By David Bates
Regular readers of this column will know I’m not big fan of those corrupt, law-breaking, and self-indulgent trade unions which regularly dominate the IR debate.
That’s why I was pleased when then Fair Work Commission finally overturned a dodgy Enterprise Agreement made between the SDA (one of the largest and most self-indulgent unions in the country) and Coles.
That Agreement, as we now know, should never have been approved by the Fair Work Commission in the first place. Why? Because it quite clearly failed the ‘Better Off Overall Test’ (‘BOOT’) imposed by the Fair Work Act.
What did the Agreement involve?
The Agreement resulted in approximately 40,000 mostly part-time and casual Coles employees (those least likely to be SDA members) having their penalty rates cut to pay for better increases for full-time employees (those more likely to be SDA members).
It’s worth emphasising here that the only people ‘stripping away’ penalty rates in modern-day Australia under the Fair Work Act are unions. Not employers. Not the Liberal Party. Just unions. Like the SDA.
Retail and Fast Food Workers Union
Now, competition and free enterprise have come full circle with the recent launch of a new trade union specifically aimed at those employees who feel they’ve been ripped-off and let down by the SDA. It’s rather (unimaginatively) called Retail and Fast Food Workers Union (RFFWU).
Their website calls unapologetically for the restoration of penalty rates for employees working in those businesses who were ‘sold out’ by the SDA: Woolworths, Coles and many more.

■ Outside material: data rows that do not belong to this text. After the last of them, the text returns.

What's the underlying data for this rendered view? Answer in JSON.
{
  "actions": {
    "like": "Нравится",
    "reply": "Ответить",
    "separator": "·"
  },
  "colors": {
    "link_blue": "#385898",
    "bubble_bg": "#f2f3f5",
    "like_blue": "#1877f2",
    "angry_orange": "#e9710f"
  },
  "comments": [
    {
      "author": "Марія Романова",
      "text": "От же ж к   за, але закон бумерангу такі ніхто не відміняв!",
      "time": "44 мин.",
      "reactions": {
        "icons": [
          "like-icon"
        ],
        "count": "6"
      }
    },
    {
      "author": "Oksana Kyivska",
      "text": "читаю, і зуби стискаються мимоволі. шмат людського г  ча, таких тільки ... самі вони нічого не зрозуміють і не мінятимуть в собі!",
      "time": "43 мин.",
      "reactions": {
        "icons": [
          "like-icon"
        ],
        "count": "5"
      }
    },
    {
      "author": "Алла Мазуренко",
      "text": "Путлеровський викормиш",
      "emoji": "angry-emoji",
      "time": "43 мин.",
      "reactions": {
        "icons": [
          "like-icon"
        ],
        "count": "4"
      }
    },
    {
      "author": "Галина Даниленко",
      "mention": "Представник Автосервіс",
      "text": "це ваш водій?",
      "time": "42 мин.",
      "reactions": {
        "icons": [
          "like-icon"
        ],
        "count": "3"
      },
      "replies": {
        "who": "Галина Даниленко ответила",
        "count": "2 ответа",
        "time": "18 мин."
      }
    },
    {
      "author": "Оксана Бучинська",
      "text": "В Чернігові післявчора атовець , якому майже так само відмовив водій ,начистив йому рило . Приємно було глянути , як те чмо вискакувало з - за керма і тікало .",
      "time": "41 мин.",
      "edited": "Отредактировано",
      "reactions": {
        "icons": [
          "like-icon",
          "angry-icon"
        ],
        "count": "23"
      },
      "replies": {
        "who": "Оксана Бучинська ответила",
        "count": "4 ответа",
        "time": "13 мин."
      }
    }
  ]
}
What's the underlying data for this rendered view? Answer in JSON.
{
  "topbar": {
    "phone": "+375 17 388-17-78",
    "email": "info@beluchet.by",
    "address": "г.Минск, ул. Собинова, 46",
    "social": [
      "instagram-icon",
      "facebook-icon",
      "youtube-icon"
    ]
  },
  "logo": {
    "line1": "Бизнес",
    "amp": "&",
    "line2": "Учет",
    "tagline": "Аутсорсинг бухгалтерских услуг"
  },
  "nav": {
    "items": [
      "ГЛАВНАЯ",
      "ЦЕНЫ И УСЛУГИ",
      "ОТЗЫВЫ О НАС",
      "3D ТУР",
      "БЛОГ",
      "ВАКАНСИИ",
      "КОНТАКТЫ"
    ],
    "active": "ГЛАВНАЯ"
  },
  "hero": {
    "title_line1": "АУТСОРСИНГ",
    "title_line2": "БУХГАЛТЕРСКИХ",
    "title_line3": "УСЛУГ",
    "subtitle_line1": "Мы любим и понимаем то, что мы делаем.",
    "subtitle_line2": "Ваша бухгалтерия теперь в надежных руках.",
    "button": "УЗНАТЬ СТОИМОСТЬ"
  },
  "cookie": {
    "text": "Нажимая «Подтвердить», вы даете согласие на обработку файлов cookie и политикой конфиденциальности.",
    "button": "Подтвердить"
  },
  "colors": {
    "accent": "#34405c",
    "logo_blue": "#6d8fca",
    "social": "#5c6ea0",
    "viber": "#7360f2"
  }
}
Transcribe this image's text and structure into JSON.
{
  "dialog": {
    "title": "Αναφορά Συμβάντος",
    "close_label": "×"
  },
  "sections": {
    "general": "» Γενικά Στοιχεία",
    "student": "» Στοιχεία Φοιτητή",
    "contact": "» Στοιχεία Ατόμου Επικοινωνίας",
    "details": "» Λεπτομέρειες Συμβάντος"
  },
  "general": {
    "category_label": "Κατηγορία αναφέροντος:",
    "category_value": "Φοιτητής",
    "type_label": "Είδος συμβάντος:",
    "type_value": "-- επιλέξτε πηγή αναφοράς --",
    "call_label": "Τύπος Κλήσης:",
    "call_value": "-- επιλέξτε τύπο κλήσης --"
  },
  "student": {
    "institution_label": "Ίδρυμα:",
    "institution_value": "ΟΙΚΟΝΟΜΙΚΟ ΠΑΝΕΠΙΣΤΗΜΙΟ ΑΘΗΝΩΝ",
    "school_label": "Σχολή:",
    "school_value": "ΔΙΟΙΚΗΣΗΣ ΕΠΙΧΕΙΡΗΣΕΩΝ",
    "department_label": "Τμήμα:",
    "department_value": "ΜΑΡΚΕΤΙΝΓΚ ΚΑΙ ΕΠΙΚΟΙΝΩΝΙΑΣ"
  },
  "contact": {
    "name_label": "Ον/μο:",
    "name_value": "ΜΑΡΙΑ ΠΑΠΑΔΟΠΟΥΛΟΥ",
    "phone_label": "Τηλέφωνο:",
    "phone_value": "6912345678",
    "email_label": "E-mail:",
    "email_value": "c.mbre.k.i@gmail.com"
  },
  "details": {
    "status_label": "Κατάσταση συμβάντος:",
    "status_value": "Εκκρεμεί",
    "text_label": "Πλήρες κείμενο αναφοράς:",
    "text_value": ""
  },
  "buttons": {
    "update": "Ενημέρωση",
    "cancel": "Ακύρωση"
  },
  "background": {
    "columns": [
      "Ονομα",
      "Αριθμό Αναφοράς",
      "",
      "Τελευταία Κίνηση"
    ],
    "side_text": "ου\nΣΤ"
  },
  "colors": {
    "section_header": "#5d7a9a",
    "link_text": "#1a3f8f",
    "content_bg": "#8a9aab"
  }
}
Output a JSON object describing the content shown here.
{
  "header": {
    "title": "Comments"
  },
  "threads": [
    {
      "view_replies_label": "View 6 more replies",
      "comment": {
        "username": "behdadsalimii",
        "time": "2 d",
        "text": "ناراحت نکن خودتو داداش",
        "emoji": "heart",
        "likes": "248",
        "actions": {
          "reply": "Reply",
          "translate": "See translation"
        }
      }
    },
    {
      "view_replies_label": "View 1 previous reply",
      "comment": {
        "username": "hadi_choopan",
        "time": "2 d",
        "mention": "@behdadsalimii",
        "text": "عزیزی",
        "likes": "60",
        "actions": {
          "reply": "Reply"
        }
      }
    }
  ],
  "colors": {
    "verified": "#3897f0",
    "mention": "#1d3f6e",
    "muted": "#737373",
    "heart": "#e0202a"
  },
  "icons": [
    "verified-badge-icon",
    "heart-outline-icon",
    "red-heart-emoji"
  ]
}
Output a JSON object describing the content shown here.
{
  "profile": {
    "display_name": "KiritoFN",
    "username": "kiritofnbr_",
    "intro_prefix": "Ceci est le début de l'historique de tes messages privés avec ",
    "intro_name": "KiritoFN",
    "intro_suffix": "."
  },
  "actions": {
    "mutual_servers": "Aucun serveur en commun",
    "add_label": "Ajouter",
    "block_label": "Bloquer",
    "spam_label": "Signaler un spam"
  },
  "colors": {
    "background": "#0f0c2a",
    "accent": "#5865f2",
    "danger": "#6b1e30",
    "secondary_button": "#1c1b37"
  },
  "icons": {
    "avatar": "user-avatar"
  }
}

It’s not too often I find myself agreeing with a trade union, but I wholeheartedly endorse this one’s call for unions to stick to their core job of looking after their members, instead of trying to negotiate questionable agreements and then relying on their union brand to ensure they’re (wrongly) approved by the Commission.
The bottom line
Neither the SDA nor the Australian Council of Trade Unions (ACTU) have a clue how to deal with this new union. The SDA is desperately trying to paint them as untested and unqualified, while the ACTU tries to pretend they don’t exist at all.
And let’s remember, all this ‘disruption’ has been caused by a union with a tiny membership and just two office holders listed on their website.
Fair competition is a beautiful thing.